Picardie leans heavily on these for material because Catherine turns out to be every biographer’s nightmare — discretion personified. Although she returned to her married Resistance lover after the war and would live until the age of 90, even des Charbonneries’s grandson Laurent admits to Picardie: “The dictionary of Catherine Dior would not have many words in it.” Instead Picardie uses her investigative reporting skills to comb for what she can through the Dior archives and thousands of other wartime documents.

The result is Netflix-worthy and the pace page-turning as Picardie presents a woman who appeals beyond the boundaries of Planet Fashion. She visits Catherine’s privileged childhood home in Normandy, the Paris apartment shared with her brother while working under the code name “Caro”, and returns to Ravensbruck twice to write a chilling chapter.
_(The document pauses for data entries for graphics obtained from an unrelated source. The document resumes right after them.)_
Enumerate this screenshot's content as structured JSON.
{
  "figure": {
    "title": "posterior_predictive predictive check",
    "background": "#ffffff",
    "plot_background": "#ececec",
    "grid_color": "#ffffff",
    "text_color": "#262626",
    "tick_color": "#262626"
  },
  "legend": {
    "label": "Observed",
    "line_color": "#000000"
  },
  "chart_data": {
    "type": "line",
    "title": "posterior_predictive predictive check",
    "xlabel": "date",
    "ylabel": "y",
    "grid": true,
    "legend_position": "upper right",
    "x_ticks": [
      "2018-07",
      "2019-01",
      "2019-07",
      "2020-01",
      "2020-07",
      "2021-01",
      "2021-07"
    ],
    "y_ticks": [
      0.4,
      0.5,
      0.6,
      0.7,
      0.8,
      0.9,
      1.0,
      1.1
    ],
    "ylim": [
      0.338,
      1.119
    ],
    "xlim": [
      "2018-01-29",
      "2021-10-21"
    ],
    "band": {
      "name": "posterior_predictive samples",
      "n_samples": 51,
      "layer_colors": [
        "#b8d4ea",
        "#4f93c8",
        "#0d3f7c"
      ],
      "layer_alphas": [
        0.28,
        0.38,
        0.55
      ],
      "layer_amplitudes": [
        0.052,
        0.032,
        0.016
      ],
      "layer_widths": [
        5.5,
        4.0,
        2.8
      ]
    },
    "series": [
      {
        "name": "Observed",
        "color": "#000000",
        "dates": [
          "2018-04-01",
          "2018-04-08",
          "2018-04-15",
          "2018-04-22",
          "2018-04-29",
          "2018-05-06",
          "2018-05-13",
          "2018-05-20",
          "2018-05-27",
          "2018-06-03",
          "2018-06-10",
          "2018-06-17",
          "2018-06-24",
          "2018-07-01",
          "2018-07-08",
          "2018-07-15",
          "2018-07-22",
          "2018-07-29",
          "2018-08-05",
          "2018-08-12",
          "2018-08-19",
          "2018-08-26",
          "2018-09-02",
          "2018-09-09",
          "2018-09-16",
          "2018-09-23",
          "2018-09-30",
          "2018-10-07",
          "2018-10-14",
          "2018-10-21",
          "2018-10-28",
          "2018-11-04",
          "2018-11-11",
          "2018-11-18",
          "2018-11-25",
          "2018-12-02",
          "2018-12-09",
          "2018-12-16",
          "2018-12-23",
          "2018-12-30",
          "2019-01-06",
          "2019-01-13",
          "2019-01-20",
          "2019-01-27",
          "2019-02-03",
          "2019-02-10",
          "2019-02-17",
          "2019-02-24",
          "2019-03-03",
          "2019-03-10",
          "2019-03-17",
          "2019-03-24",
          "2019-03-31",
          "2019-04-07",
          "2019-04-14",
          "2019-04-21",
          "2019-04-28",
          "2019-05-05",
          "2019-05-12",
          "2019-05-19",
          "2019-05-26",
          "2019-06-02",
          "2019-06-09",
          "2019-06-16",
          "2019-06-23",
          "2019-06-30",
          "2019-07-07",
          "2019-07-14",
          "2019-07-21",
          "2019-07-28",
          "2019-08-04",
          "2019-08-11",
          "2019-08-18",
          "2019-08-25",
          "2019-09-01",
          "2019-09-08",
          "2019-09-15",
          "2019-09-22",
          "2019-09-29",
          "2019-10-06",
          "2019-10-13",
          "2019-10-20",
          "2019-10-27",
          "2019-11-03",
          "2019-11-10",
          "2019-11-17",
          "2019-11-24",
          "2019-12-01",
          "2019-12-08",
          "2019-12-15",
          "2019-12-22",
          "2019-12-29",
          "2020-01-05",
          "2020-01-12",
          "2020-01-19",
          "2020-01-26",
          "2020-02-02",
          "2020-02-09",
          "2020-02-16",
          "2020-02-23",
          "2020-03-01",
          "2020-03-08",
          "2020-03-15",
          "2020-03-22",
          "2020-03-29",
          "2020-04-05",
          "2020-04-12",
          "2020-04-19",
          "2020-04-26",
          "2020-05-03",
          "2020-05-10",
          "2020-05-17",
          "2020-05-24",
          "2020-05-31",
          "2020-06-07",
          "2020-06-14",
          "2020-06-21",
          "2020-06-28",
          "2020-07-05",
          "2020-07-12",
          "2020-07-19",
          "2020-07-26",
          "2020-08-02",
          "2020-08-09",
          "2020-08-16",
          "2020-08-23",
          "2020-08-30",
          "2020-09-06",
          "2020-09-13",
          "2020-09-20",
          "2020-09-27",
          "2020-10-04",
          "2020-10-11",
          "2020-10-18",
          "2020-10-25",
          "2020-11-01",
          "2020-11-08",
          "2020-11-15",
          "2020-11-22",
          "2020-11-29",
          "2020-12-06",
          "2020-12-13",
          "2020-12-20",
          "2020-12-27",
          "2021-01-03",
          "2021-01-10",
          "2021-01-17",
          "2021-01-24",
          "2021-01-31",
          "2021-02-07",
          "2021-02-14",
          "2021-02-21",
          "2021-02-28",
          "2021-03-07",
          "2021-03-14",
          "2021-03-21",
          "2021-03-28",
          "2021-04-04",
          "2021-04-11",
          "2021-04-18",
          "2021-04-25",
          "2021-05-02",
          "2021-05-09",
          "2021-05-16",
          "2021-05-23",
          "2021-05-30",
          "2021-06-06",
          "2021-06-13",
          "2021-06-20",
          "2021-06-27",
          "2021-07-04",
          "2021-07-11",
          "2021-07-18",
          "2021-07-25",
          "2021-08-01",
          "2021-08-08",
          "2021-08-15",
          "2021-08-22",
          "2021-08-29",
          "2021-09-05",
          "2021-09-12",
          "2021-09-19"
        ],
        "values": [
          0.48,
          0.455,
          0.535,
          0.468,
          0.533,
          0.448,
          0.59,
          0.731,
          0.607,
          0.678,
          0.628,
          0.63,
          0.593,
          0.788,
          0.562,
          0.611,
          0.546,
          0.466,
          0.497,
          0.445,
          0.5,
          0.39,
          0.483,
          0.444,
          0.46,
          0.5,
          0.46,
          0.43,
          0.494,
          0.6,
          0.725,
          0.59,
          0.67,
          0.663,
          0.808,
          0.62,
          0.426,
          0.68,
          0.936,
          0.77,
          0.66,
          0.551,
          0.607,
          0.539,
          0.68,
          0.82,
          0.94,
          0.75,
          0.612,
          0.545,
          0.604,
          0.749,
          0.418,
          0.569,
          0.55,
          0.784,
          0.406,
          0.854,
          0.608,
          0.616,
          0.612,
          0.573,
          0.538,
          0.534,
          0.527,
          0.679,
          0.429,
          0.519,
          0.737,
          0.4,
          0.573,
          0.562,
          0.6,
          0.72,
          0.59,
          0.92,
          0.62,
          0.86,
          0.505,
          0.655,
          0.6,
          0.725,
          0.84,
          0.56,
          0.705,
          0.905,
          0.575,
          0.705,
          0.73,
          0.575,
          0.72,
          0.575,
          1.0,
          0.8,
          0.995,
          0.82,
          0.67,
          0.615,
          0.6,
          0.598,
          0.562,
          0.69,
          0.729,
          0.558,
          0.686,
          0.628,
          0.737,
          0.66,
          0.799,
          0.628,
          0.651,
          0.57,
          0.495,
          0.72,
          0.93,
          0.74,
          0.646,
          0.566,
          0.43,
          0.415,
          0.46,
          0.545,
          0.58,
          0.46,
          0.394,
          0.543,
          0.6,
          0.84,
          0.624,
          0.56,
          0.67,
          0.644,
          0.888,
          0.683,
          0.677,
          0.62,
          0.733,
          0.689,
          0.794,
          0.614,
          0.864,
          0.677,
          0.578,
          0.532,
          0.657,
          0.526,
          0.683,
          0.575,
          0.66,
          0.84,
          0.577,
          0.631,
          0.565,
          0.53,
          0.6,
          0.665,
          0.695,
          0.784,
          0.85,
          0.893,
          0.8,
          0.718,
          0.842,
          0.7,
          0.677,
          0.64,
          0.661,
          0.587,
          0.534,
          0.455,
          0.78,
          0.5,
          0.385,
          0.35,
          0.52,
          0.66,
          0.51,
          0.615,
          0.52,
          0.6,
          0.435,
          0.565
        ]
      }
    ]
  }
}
By the time Catherine arrived there, 40,000 female prisoners were crammed into rat-infested accommodation designed for 3,000. She was shaved and tattooed with her number, 57183RA, given watery soup and made to shovel wet sand from dawn. Yet her self-respect never wavered. Catherine’s godson, Nicolas Crespelle, one of five family members and friends whom Picardie interviews, said: “She would never fall to the ground to pick up a piece of food that an SS guard had thrown there. She said that if you did that, then your life was over.”

After surviving three further slave camps, and the “death marches” at the end of the war, Catherine arrived back in Paris with “agonising injuries to her hips, back and feet”. She was so emaciated that Christian, waiting on the station platform, failed to recognise her.

Sadly for the reader she soon disappears to the south of France to farm flowers with the mysterious M des Charbonneries, while Picardie turns her attention to her brother and his rise to “fashion royalty”. From here the cadence slows and the tone becomes more florid. Christian was “the prince of light” who gave the world the New Look. What exactly he did while Catherine was shovelling sand is less clear. Picardie denies he was “supplying wives of German dignitaries” with dresses, although his boss LeLong was to be tried and acquitted of collaboration after the war. Christian died of a heart attack in 1957 at the age of 52, his appetite for luxury leaving a tax bill of 40 million francs. In his will Catherine was named the “moral heir”, responsible for the “artistic heritage” of his brand.

More than 60 years later the Christian Dior name lives on and is worth $12 billion. Yet in this book it is Catherine’s story that shines — the quiet Dior who preferred flowers to fashion, the unsung heroine who survived the abuse of the Third Reich to help liberate France.